EX-99.(D) 3 t1401998x186_ex-d.htm EXHIBIT 99(D)

Exhibit (d)

 

LETTERHEAD OF THOMPSON HINE LLP

 

November 24, 2014

 

 

ConvergEx Depositary, Inc.—ADR Department

1633 Broadway, 48th Floor
New York, New York 10019

 

Re: Unsponsored American Depositary Receipts for Ordinary Shares of Alliance Global Group, Inc.

 

Ladies and Gentlemen:

 

We refer to the Registration Statement on Form F-6 (the “Registration Statement”) that is to be filed with the Securities and Exchange Commission (the “SEC”) by the legal entity created by the American Depositary Receipts (“ADR(s)”) evidencing American Depositary Shares (“ADS(s)”), each ADS representing the right to receive, subject to the terms of the ADR representing such ADS, fifty (50) ordinary shares (the “Shares”) of Alliance Global Group, Inc., a company organized under the laws of The Philippines.
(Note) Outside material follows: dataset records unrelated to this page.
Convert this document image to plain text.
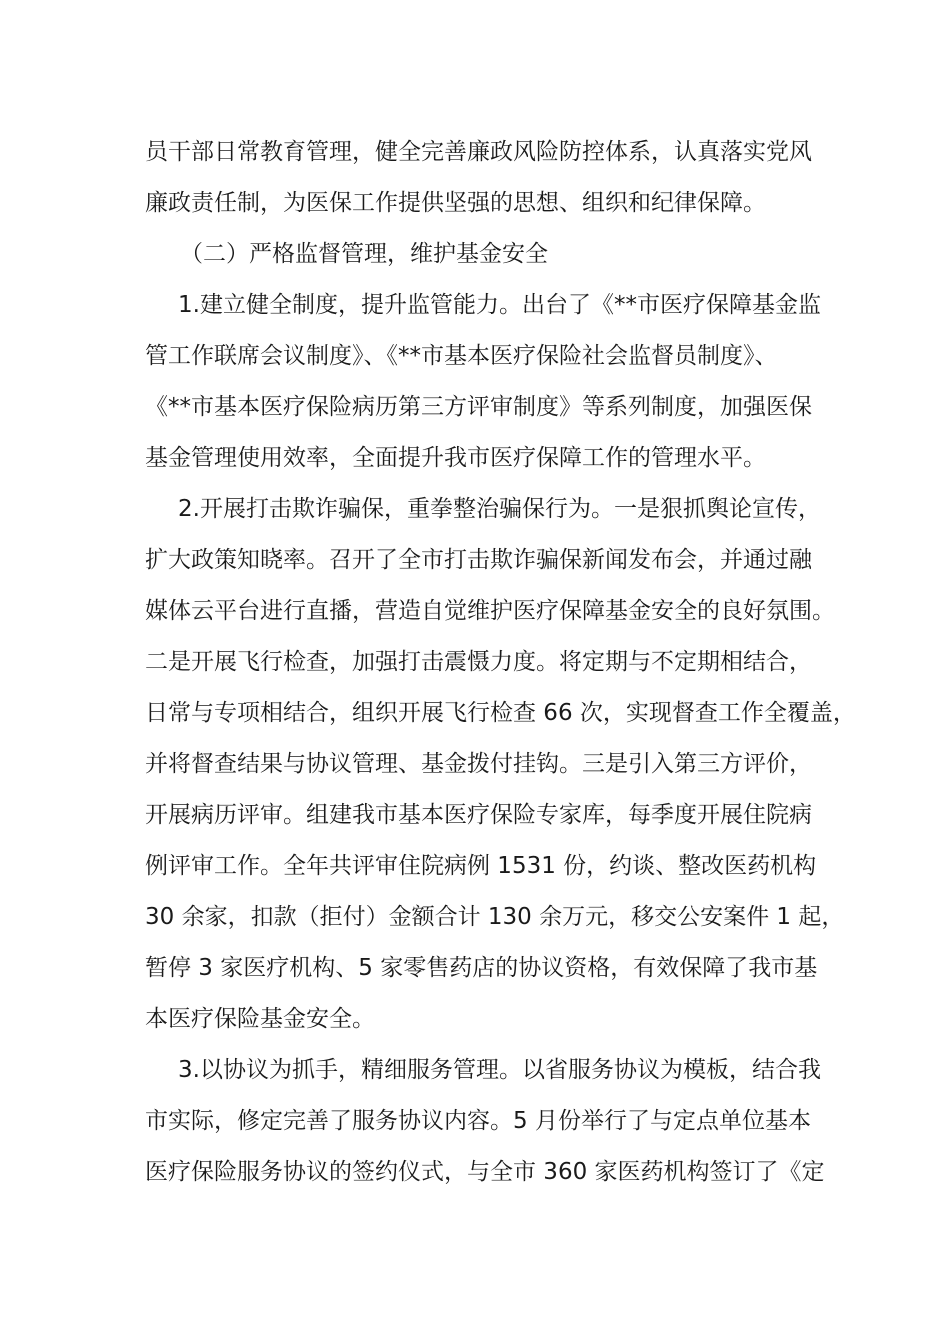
员干部日常教育管理，健全完善廉政风险防控体系，认真落实党风
廉政责任制，为医保工作提供坚强的思想、组织和纪律保障。
（二）严格监督管理，维护基金安全
1.建立健全制度，提升监管能力。出台了《**市医疗保障基金监
管工作联席会议制度》、《**市基本医疗保险社会监督员制度》、
《**市基本医疗保险病历第三方评审制度》等系列制度，加强医保
基金管理使用效率，全面提升我市医疗保障工作的管理水平。
2.开展打击欺诈骗保，重拳整治骗保行为。一是狠抓舆论宣传，
扩大政策知晓率。召开了全市打击欺诈骗保新闻发布会，并通过融
媒体云平台进行直播，营造自觉维护医疗保障基金安全的良好氛围。
二是开展飞行检查，加强打击震慑力度。将定期与不定期相结合，
日常与专项相结合，组织开展飞行检查 66 次，实现督查工作全覆盖，
并将督查结果与协议管理、基金拨付挂钩。三是引入第三方评价，
开展病历评审。组建我市基本医疗保险专家库，每季度开展住院病
例评审工作。全年共评审住院病例 1531 份，约谈、整改医药机构
30 余家，扣款（拒付）金额合计 130 余万元，移交公安案件 1 起，
暂停 3 家医疗机构、5 家零售药店的协议资格，有效保障了我市基
本医疗保险基金安全。
3.以协议为抓手，精细服务管理。以省服务协议为模板，结合我
市实际，修定完善了服务协议内容。5 月份举行了与定点单位基本
医疗保险服务协议的签约仪式，与全市 360 家医药机构签订了《定
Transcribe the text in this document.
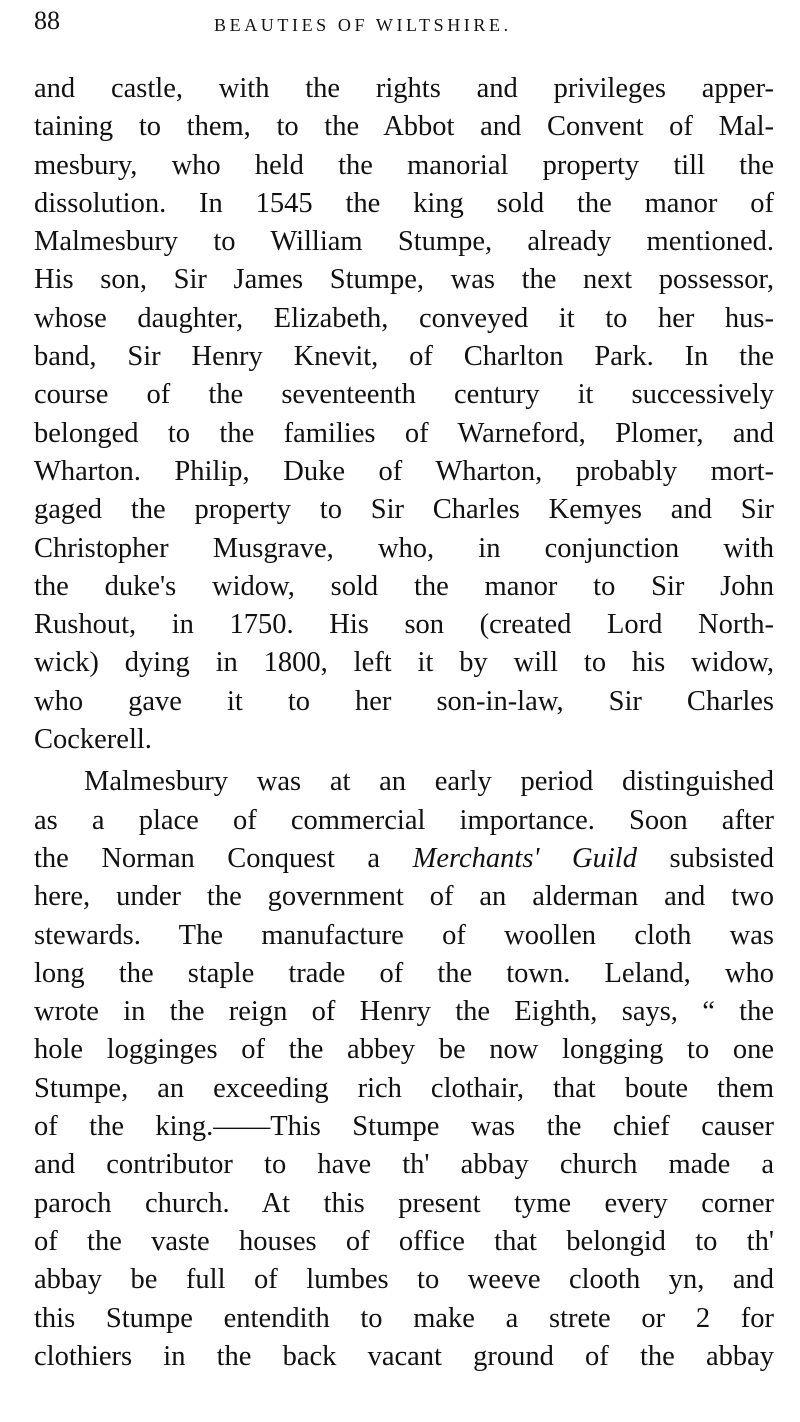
88	BEAUTIES OF WILTSHIRE.
and castle, with the rights and privileges apper-
taining to them, to the Abbot and Convent of Mal-
mesbury, who held the manorial property till the
dissolution. In 1545 the king sold the manor of
Malmesbury to William Stumpe, already mentioned.
His son, Sir James Stumpe, was the next possessor,
whose daughter, Elizabeth, conveyed it to her hus-
band, Sir Henry Knevit, of Charlton Park. In the
course of the seventeenth century it successively
belonged to the families of Warneford, Plomer, and
Wharton. Philip, Duke of Wharton, probably mort-
gaged the property to Sir Charles Kemyes and Sir
Christopher Musgrave, who, in conjunction with
the duke's widow, sold the manor to Sir John
Rushout, in 1750. His son (created Lord North-
wick) dying in 1800, left it by will to his widow,
who gave it to her son-in-law, Sir Charles
Cockerell.
Malmesbury was at an early period distinguished
as a place of commercial importance. Soon after
the Norman Conquest a Merchants' Guild subsisted
here, under the government of an alderman and two
stewards. The manufacture of woollen cloth was
long the staple trade of the town. Leland, who
wrote in the reign of Henry the Eighth, says, “ the
hole logginges of the abbey be now longging to one
Stumpe, an exceeding rich clothair, that boute them
of the king.——This Stumpe was the chief causer
and contributor to have th' abbay church made a
paroch church. At this present tyme every corner
of the vaste houses of office that belongid to th'
abbay be full of lumbes to weeve clooth yn, and
this Stumpe entendith to make a strete or 2 for
clothiers in the back vacant ground of the abbay
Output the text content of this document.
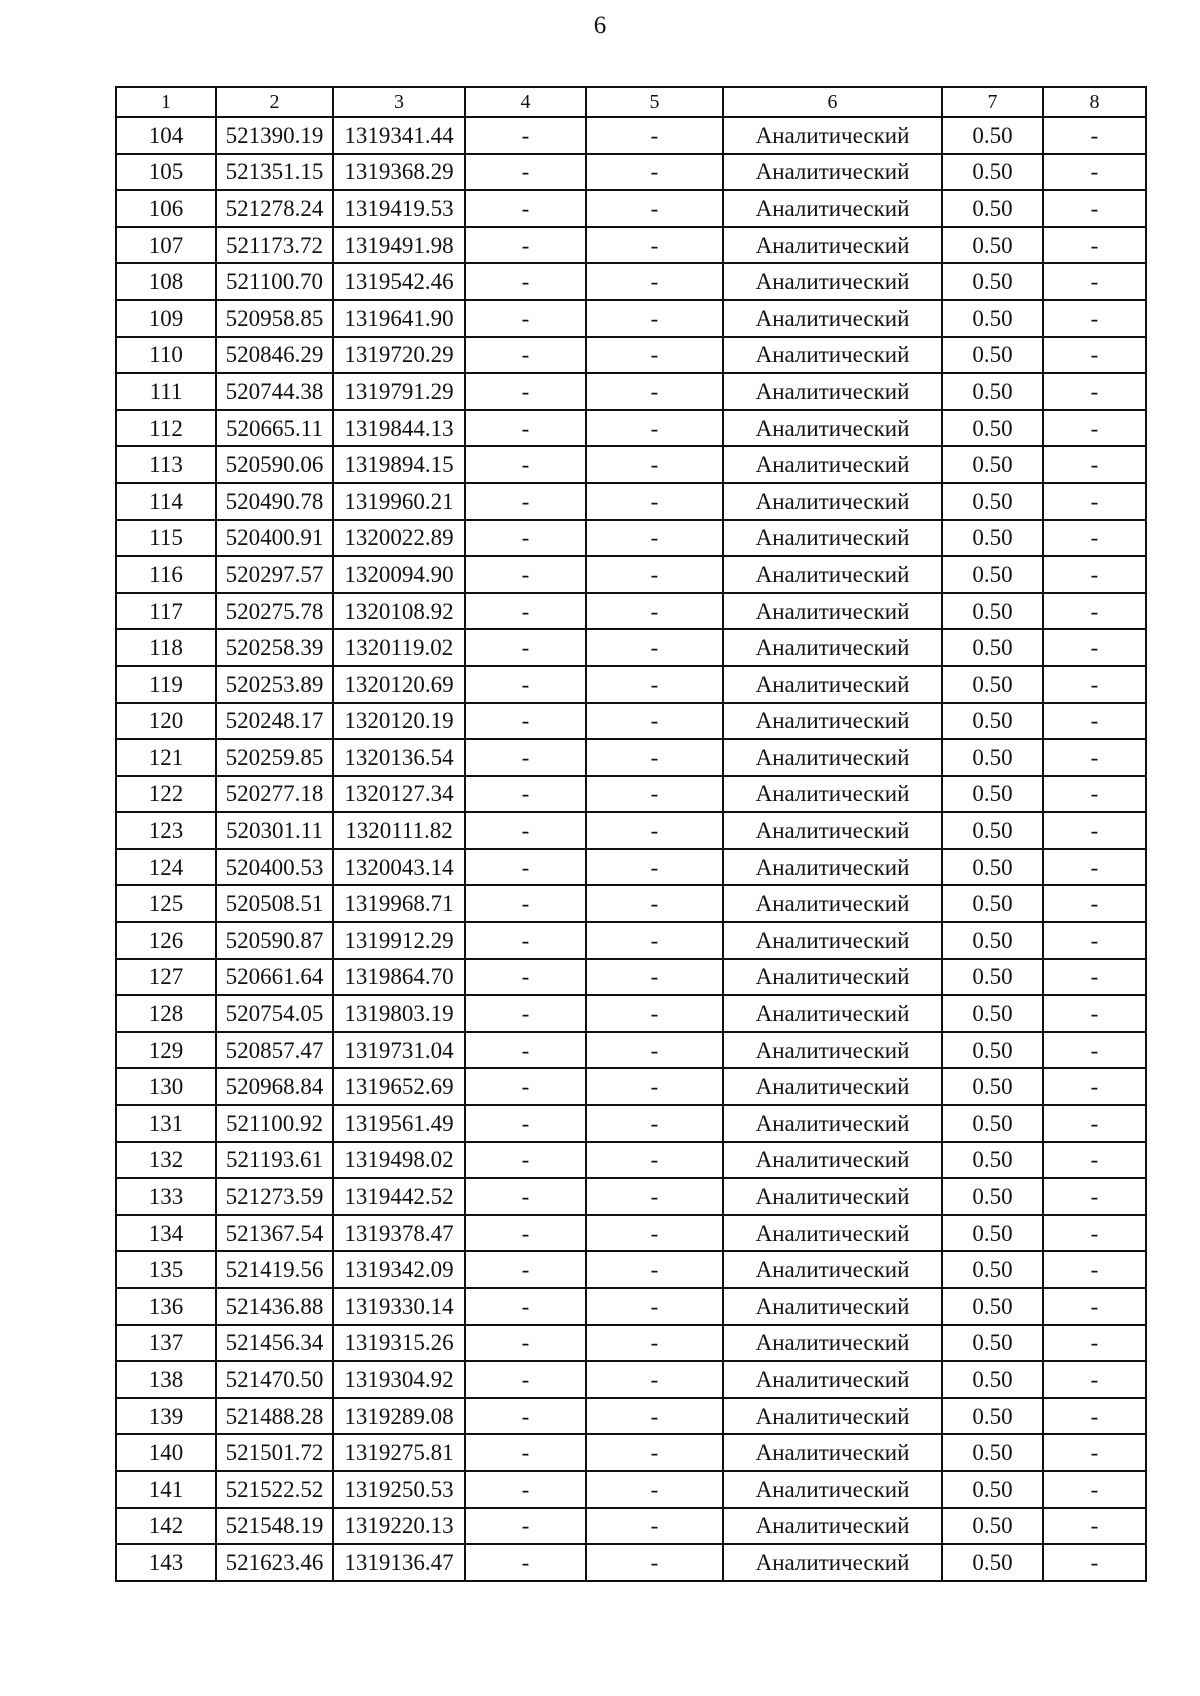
6
1	2	3	4	5	6	7	8
104	521390.19	1319341.44	-	-	Аналитический	0.50	-
105	521351.15	1319368.29	-	-	Аналитический	0.50	-
106	521278.24	1319419.53	-	-	Аналитический	0.50	-
107	521173.72	1319491.98	-	-	Аналитический	0.50	-
108	521100.70	1319542.46	-	-	Аналитический	0.50	-
109	520958.85	1319641.90	-	-	Аналитический	0.50	-
110	520846.29	1319720.29	-	-	Аналитический	0.50	-
111	520744.38	1319791.29	-	-	Аналитический	0.50	-
112	520665.11	1319844.13	-	-	Аналитический	0.50	-
113	520590.06	1319894.15	-	-	Аналитический	0.50	-
114	520490.78	1319960.21	-	-	Аналитический	0.50	-
115	520400.91	1320022.89	-	-	Аналитический	0.50	-
116	520297.57	1320094.90	-	-	Аналитический	0.50	-
117	520275.78	1320108.92	-	-	Аналитический	0.50	-
118	520258.39	1320119.02	-	-	Аналитический	0.50	-
119	520253.89	1320120.69	-	-	Аналитический	0.50	-
120	520248.17	1320120.19	-	-	Аналитический	0.50	-
121	520259.85	1320136.54	-	-	Аналитический	0.50	-
122	520277.18	1320127.34	-	-	Аналитический	0.50	-
123	520301.11	1320111.82	-	-	Аналитический	0.50	-
124	520400.53	1320043.14	-	-	Аналитический	0.50	-
125	520508.51	1319968.71	-	-	Аналитический	0.50	-
126	520590.87	1319912.29	-	-	Аналитический	0.50	-
127	520661.64	1319864.70	-	-	Аналитический	0.50	-
128	520754.05	1319803.19	-	-	Аналитический	0.50	-
129	520857.47	1319731.04	-	-	Аналитический	0.50	-
130	520968.84	1319652.69	-	-	Аналитический	0.50	-
131	521100.92	1319561.49	-	-	Аналитический	0.50	-
132	521193.61	1319498.02	-	-	Аналитический	0.50	-
133	521273.59	1319442.52	-	-	Аналитический	0.50	-
134	521367.54	1319378.47	-	-	Аналитический	0.50	-
135	521419.56	1319342.09	-	-	Аналитический	0.50	-
136	521436.88	1319330.14	-	-	Аналитический	0.50	-
137	521456.34	1319315.26	-	-	Аналитический	0.50	-
138	521470.50	1319304.92	-	-	Аналитический	0.50	-
139	521488.28	1319289.08	-	-	Аналитический	0.50	-
140	521501.72	1319275.81	-	-	Аналитический	0.50	-
141	521522.52	1319250.53	-	-	Аналитический	0.50	-
142	521548.19	1319220.13	-	-	Аналитический	0.50	-
143	521623.46	1319136.47	-	-	Аналитический	0.50	-
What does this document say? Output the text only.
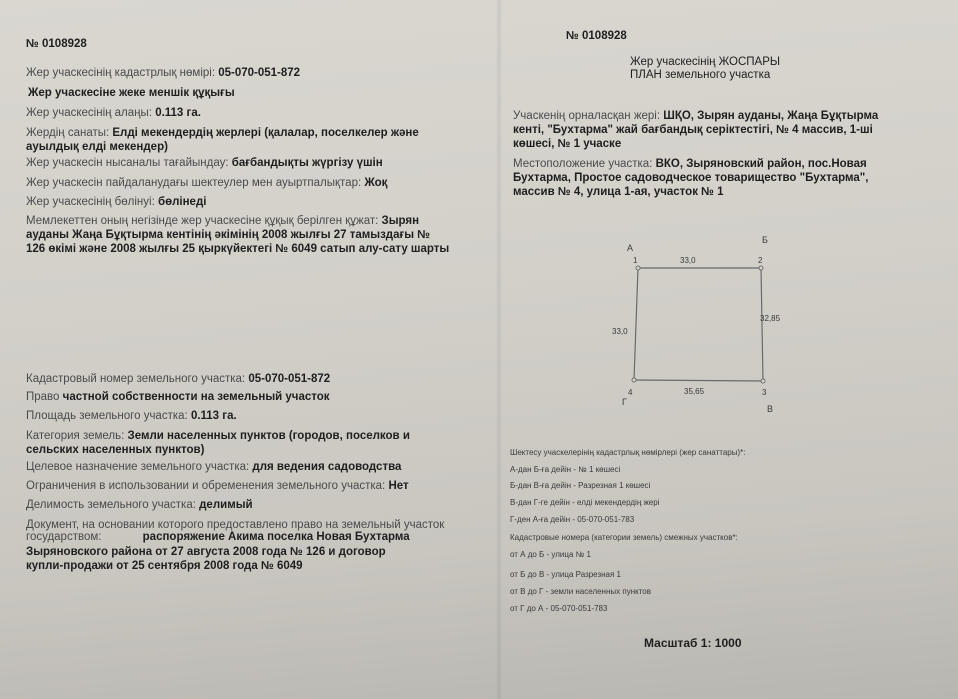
№ 0108928
Жер учаскесінің кадастрлық нөмірі: 05-070-051-872
Жер учаскесіне жеке меншік құқығы
Жер учаскесінің алаңы: 0.113 га.
Жердің санаты: Елді мекендердің жерлері (қалалар, поселкелер және
ауылдық елді мекендер)
Жер учаскесін нысаналы тағайындау: бағбандықты жүргізу үшін
Жер учаскесін пайдаланудағы шектеулер мен ауыртпалықтар: Жоқ
Жер учаскесінің бөлінуі: бөлінеді
Мемлекеттен оның негізінде жер учаскесіне құқық берілген құжат: Зырян
ауданы Жаңа Бұқтырма кентінің әкімінің 2008 жылғы 27 тамыздағы №
126 өкімі және 2008 жылғы 25 қыркүйектегі № 6049 сатып алу-сату шарты
Кадастровый номер земельного участка: 05-070-051-872
Право частной собственности на земельный участок
Площадь земельного участка: 0.113 га.
Категория земель: Земли населенных пунктов (городов, поселков и
сельских населенных пунктов)
Целевое назначение земельного участка: для ведения садоводства
Ограничения в использовании и обременения земельного участка: Нет
Делимость земельного участка: делимый
Документ, на основании которого предоставлено право на земельный участок
государством:	распоряжение Акима поселка Новая Бухтарма
Зыряновского района от 27 августа 2008 года № 126 и договор
купли-продажи от 25 сентября 2008 года № 6049
№ 0108928
Жер учаскесінің ЖОСПАРЫ
ПЛАН земельного участка
Учаскенің орналасқан жері: ШҚО, Зырян ауданы, Жаңа Бұқтырма
кенті, "Бухтарма" жай бағбандық серіктестігі, № 4 массив, 1-ші
көшесі, № 1 учаске
Местоположение участка: ВКО, Зыряновский район, пос.Новая
Бухтарма, Простое садоводческое товарищество "Бухтарма",
массив № 4, улица 1-ая, участок № 1
А
1
Б
2
В
3
Г
4
33,0
32,85
35,65
33,0
Шектесу учаскелерінің кадастрлық нөмірлері (жер санаттары)*:
А-дан Б-ға дейін - № 1 көшесі
Б-дан В-ға дейін - Разрезная 1 көшесі
В-дан Г-ге дейін - елді мекендердің жері
Г-ден А-ға дейін - 05-070-051-783
Кадастровые номера (категории земель) смежных участков*:
от А до Б - улица № 1
от Б до В - улица Разрезная 1
от В до Г - земли населенных пунктов
от Г до А - 05-070-051-783
Масштаб 1: 1000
The Registration Statement is being filed for the purpose of registering Five Million (5,000,000) ADSs under the Securities Act of 1933, as amended (the “Securities Act”).

 

Assuming that, at the time of their issuance, the Registration Statement will be effective, and the Shares will have been legally issued, we are of the opinion that the ADSs, when issued in accordance with the terms of the ADRs and the Registration Statement, will be legally issued and will entitle the registered holders of the ADSs to the rights specified in the applicable ADRs.

 

[Remainder of Page Intentionally Left Blank]

 

21
 

  

ConvergEx Depositary, Inc.—ADR Department

November 24, 2014

Page 2 of 2

 

This opinion is limited to the laws of the State of New York and the Federal laws of the United States. Without admitting that we are within the category of persons whose consent is required under Section 7 of the Securities Act, we hereby consent to the use of this opinion as Exhibit (d) to the Registration Statement.